Of course, the “about” part seems to confuse some of the artists themselves.

If you want to see museum as theater -- or, more correctly, circus or zoo -- check out Dawn Kasper’s assemblage/performance “THIS COULD BE SOMETHING IF I LET IT,” an exhibitionist junk- pile-become-working-studio. According to Kasper, who will be making her art on site in the Whitney, “Everything I own is in this room.”

Killer Pictures

Another “2012” artist is also working in cramped quarters -- albeit offsite.

U.S. Prison inmate #89637-132, A.K.A. Leonard Peltier, is represented in an installation by Joanna Malinowska.

Peltier is a Native American imprisoned since 1977 for the first-degree murder of two FBI special agents during a 1975 dispute on the Pine Ridge Indian Reservation, South Dakota.

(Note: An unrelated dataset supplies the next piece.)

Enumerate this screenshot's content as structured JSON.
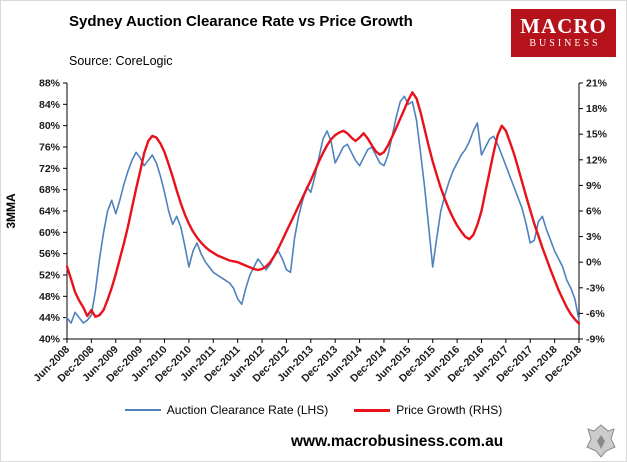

Malinowska included Peltier’s paintings -- depicting charging buffaloes and grazing horses -- (think Thomas Kinkade), because, she says, “I haven’t investigated this matter, but I think probably the presence of indigenous Americans in the Whitney Museum is very marginal … [I’m] sort of symbolically smuggling him out.”

I didn’t bat an eye when I saw Peltier’s bad, kitschy paintings at the Whitney.

Although they represent some of the worst work in “2012,” his pictures feel right at home as part of the zeitgeist. Peltier may be a cold-blooded killer, but at least he’s got sincerity going for him.

If he were let out of prison tomorrow (I’m sure Larry Gagosian could flex some muscle), Peltier could be a star.

(Lance Esplund is U.S. art critic for Muse, the arts and leisure section of Bloomberg News. The opinions expressed are his own.)